Il successo di Giandomenico Caprioli rappresenta la prova tangibile di come il valore lucano, se affiancato a una visione globale, possa riscrivere la geografia della ristorazione internazionale. Recentemente, il conferimento del Premio Heraclea ha segnato l’abbraccio simbolico con la propria terra d’origine, un riconoscimento che si aggiunge al titolo di Cavaliere dell’Ordine della Stella d’Italia conferitogli nel 2021 per il suo ruolo di ambasciatore del Made in Italy nel mondo.

Il legame con le proprie radici emerge con nitidezza nelle parole dello chef:

“Noi lucani possediamo un carattere armonioso. È un’armonia che risiede nel nostro accento, nella compostezza con cui ci poniamo al mondo e, soprattutto, in una cucina che non ha bisogno di gridare per convincere.”
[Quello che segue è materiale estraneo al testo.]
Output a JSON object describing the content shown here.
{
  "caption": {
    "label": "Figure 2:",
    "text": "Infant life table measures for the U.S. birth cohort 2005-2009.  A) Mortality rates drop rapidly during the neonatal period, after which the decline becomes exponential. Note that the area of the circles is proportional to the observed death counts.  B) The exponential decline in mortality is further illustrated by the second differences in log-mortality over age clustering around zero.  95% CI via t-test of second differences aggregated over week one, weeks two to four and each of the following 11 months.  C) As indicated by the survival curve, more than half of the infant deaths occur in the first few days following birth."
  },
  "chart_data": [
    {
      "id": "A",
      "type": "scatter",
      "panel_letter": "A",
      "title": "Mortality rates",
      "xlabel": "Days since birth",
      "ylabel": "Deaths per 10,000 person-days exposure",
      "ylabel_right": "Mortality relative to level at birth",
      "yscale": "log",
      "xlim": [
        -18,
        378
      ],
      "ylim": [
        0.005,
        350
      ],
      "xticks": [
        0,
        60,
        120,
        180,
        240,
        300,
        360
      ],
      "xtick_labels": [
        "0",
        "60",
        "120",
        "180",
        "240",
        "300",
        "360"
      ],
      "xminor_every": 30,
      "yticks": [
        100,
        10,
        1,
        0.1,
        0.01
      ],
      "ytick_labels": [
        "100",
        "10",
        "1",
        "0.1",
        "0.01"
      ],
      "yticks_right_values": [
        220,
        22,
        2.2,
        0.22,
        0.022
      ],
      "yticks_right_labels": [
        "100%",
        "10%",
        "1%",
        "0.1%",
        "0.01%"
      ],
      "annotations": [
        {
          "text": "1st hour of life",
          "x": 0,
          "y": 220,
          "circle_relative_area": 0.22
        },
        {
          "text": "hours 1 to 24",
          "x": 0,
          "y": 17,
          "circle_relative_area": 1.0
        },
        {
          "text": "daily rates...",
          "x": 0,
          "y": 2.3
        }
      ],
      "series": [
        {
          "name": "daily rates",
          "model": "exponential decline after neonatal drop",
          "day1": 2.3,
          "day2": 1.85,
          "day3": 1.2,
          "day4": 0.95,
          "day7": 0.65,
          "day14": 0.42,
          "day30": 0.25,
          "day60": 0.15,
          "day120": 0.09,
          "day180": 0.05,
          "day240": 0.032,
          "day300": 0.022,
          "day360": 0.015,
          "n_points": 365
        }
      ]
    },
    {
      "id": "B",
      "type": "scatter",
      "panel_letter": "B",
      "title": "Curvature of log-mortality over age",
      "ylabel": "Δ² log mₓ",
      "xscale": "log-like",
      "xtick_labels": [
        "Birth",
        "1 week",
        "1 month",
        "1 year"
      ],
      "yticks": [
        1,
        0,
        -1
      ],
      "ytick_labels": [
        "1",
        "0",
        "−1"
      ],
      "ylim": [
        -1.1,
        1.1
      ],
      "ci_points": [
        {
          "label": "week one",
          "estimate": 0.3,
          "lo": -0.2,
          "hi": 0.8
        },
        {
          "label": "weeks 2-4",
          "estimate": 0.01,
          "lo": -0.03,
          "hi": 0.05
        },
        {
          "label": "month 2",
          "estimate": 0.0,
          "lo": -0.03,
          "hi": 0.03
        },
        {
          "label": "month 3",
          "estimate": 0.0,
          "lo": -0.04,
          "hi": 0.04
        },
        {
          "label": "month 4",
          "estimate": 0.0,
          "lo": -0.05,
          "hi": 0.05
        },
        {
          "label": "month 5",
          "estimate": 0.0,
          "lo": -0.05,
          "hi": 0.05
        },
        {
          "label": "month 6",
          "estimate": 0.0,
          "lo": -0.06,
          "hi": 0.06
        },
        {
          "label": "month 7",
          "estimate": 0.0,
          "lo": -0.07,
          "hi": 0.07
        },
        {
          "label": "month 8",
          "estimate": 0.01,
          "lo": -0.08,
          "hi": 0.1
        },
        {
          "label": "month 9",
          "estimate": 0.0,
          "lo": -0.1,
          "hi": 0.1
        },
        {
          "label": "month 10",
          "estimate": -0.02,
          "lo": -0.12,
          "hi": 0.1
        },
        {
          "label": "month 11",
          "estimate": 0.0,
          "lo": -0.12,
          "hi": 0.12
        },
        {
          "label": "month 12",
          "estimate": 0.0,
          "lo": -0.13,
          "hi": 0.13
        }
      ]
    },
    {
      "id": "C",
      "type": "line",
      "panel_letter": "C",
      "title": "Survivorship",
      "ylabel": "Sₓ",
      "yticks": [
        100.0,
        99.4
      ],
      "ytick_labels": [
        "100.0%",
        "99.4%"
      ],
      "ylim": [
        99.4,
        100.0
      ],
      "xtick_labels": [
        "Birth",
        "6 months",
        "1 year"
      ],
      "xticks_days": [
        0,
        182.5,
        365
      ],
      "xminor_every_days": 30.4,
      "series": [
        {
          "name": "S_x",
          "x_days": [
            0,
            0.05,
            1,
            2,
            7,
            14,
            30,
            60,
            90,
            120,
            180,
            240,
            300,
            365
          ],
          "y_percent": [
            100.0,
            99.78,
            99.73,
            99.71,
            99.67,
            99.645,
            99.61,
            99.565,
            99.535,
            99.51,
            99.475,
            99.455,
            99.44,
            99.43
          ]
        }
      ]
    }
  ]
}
Questa visione ha condotto il suo ristorante “Giando” a conquistare il 15° posto nella guida 50 Top Italy 2025, affermandosi tra i grattacieli di Hong Kong ma mantenendo l’identità legata al territorio del Vulture.

Dalle radici a Lavello alla formazione internazionale

La storia di Caprioli prende il via in una fattoria di Lavello, in provincia di Potenza. Cresciuto in una famiglia numerosa, ha appreso fin da giovanissimo la cultura della terra e i segreti della materia prima: la lavorazione della pasta fatta a mano, la cura per i pomodori da conserva e la ricerca dell’origano spontaneo.

A 13 anni la prima esperienza fuori dalla Basilicata nella rosticceria del fratello a Rimini, dove apprende la disciplina della cucina romagnola. Successivamente, il percorso formativo lo porta a lavorare al fianco di Gino Angelini al Grand Hotel Des Bains di Riccione, prima di affrontare brevi parentesi e sfide all’estero, tra cui l’esperienza negli Stati Uniti sostenuta dal restaurateur Mauro Vincenti.

Alla corte degli Agnelli e l’arrivo a Hong Kong

Tra il 2000 e il 2003 la carriera di Caprioli si intreccia con l’alta diplomazia e l’aristocrazia italiana: viene infatti scelto come cuoco personale di Gianni Agnelli, viaggiando tra New York, St. Moritz e la Corsica. È in questo contesto che nasce il nome d’arte con cui è conosciuto nel mondo, suggerito da Donna Marella Agnelli per abbreviare il nome di battesimo Giandomenico.

Nel 2004 il trasferimento ad Hong Kong come Executive Chef. Nel 2012 inaugura il ristorante “Giando” a Wan Chai, caratterizzato anche dalla presenza di arredi provenienti dalla casa di famiglia a Lavello. Negli anni la struttura si è ampliata dando vita a un gruppo che comprende la Giá Trattoria Italiana, i format Cotto & Crudo e Mangio, oltre alla rete di distribuzione Mercato Gourmet, nata per importare in Asia i prodotti delle piccole aziende agricole e cantine boutique italiane.

L’attività dello chef ha trovato una delle sue collaborazioni più prestigiose nel 2024 con l’evento promosso in occasione del decennale di Mercato Gourmet presso The Peninsula Hotel, consolidando una presenza internazionale ancorata ai valori e alla cultura della Basilicata.

Intervista esclusiva a cura di Sergio Palomba per Basilicata Media.